Tomcat and Connection Handling  
Author Message
fritz-bayer@web.de





PostPosted: 2006-4-1 22:01:00 Top

java-programmer, Tomcat and Connection Handling Hi,

I have noticed that when you do not return from the doGet() or doPost()
method, for example, by inserting a infinite while loop like this:

public void doGet(HttpServletRequest request, HttpServletResponse
response) throws ServletException
{
while(true);
}

that tomcat will run out of connections after a few requests. So it
seems to me, that tomcat is only using a few threads to serve many many
http requests.

Is there any way that I can make sure, that each doGet() and doPost()
will be handle by a dedicated thread?

The problem I'm trying to solve is to keep up to 1000 http connections
alive over a long period of time and to sent information to the clients
once in a while.

I have solved this with basic thread blocking and waiting on objects,
but the problem is that tomcat runs out of threads, because there seems
to be a limited amount of threads, which tomcat uses to serve its http
requests.

any advice is appreciated!
fritz

 
Frank Dannhauer





PostPosted: 2006-4-2 2:51:00 Top

java-programmer >> Tomcat and Connection Handling email***@***.com wrote:
> [...] So it
> seems to me, that tomcat is only using a few threads to serve many many
> http requests.

See http://tomcat.apache.org/tomcat-5.5-doc/config/http.html (maxThreads)


> The problem I'm trying to solve is to keep up to 1000 http connections
> alive over a long period of time and to sent information to the clients
> once in a while.

Why would you do this?


Greetings,

Frank
 
fritz-bayer@web.de





PostPosted: 2006-4-2 4:20:00 Top

java-programmer >> Tomcat and Connection Handling Hi Frank,

thanks for the tomcat pages, but I know all the docs. I'm using tomcat
4.1 but I also tried it with 5.5 and it does not work.

If you program a chat, for example, then you need this behaviour. I
know you could do it differently, but if your client only support html
and http, then you have no choice.

So you have for example 400 clients connected and if one of them sends
a request with a message, you forward it to all other clients.
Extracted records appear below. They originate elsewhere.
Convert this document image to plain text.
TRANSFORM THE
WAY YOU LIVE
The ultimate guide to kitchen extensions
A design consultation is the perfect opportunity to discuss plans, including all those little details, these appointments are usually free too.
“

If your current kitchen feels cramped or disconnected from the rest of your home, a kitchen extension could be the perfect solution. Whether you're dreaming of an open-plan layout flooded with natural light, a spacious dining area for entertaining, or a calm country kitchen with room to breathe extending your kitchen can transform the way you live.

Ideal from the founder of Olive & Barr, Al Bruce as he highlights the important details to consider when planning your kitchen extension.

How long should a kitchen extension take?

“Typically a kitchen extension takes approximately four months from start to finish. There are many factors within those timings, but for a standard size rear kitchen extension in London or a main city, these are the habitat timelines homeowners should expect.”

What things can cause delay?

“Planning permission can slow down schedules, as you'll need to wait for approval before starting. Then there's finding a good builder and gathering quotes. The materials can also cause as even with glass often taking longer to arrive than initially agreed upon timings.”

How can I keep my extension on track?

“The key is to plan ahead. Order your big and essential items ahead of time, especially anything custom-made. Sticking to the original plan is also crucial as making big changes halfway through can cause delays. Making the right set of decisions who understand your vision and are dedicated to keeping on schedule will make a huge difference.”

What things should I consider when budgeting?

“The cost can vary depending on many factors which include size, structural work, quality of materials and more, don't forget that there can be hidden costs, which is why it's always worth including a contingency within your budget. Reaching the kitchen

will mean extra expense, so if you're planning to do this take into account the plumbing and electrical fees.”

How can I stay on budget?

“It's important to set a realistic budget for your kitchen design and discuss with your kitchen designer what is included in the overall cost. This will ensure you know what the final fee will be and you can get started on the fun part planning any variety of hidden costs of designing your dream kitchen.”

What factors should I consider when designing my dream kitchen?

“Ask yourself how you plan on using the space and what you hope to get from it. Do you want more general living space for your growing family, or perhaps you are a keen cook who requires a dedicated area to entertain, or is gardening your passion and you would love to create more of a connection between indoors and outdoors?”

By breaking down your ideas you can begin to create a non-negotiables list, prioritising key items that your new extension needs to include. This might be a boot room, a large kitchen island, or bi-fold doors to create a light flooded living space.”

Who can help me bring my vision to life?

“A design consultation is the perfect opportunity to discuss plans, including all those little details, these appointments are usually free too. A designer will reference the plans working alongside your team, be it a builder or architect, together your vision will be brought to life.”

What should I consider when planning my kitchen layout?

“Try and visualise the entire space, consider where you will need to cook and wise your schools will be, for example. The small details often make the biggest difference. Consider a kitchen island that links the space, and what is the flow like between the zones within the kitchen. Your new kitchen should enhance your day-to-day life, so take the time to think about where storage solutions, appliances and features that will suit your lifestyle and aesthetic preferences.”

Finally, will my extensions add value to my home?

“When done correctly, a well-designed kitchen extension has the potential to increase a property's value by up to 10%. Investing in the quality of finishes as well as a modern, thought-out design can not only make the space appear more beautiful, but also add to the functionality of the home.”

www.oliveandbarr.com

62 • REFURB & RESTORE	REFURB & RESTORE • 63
Problem I have is that I run out of threads after just a few
connections. I don't really understand why this happens. Here is the
connector, which I use:

<!-- Define a non-SSL Coyote HTTP/1.1 Connector on port 8080 -->
<Connector className="org.apache.coyote.tomcat4.CoyoteConnector"
port="8080" minProcessors="5" maxProcessors="400"
enableLookups="true" redirectPort="8443"
acceptCount="100" debug="0" connectionTimeout="20000"
useURIValidationHack="false" disableUploadTimeout="true"
/>

 
 
Tony Morris





PostPosted: 2006-4-2 5:52:00 Top

java-programmer >> Tomcat and Connection Handling > that tomcat will run out of connections after a few requests. So it
> seems to me, that tomcat is only using a few threads to serve many many
> http requests.

That sounds to me like an optimal behaviour as a result of thread
pooling. I'd expect something like this from Tomcat. Were you expecting
something else? I'd take a look around the documentation for finding how
how it handles requests behind the spec. implementation - it is almost
certainly pulling from a (configurable?) pool.

--
Tony Morris
http://tmorris.net/

s/Commonwealth Games/Commonwealth Swimming
 
 
fritz-bayer@web.de





PostPosted: 2006-4-2 17:00:00 Top

java-programmer >> Tomcat and Connection Handling
Tony Morris wrote:
> > that tomcat will run out of connections after a few requests. So it
> > seems to me, that tomcat is only using a few threads to serve many many
> > http requests.
>
> That sounds to me like an optimal behaviour as a result of thread
> pooling. I'd expect something like this from Tomcat. Were you expecting
> something else? I'd take a look around the documentation for finding how
> how it handles requests behind the spec. implementation - it is almost
> certainly pulling from a (configurable?) pool.
>
> --
> Tony Morris
> http://tmorris.net/
>
> s/Commonwealth Games/Commonwealth Swimming

Well, I'm expecting that tomcat dedicates one thread to each requests
it handles. Anything else would be problematic in my opinion, because
if you use thread programming to communicate between objects you will
run out of threads, which is very bad.

But I just found out, that Tomcat is actually doing everything right.
It's the firefox Browser, which I'm using that's to blame. It seems to
have problems with my application. Conquerer and other Browsers do not
yield the same problems. So I guess this question is closed.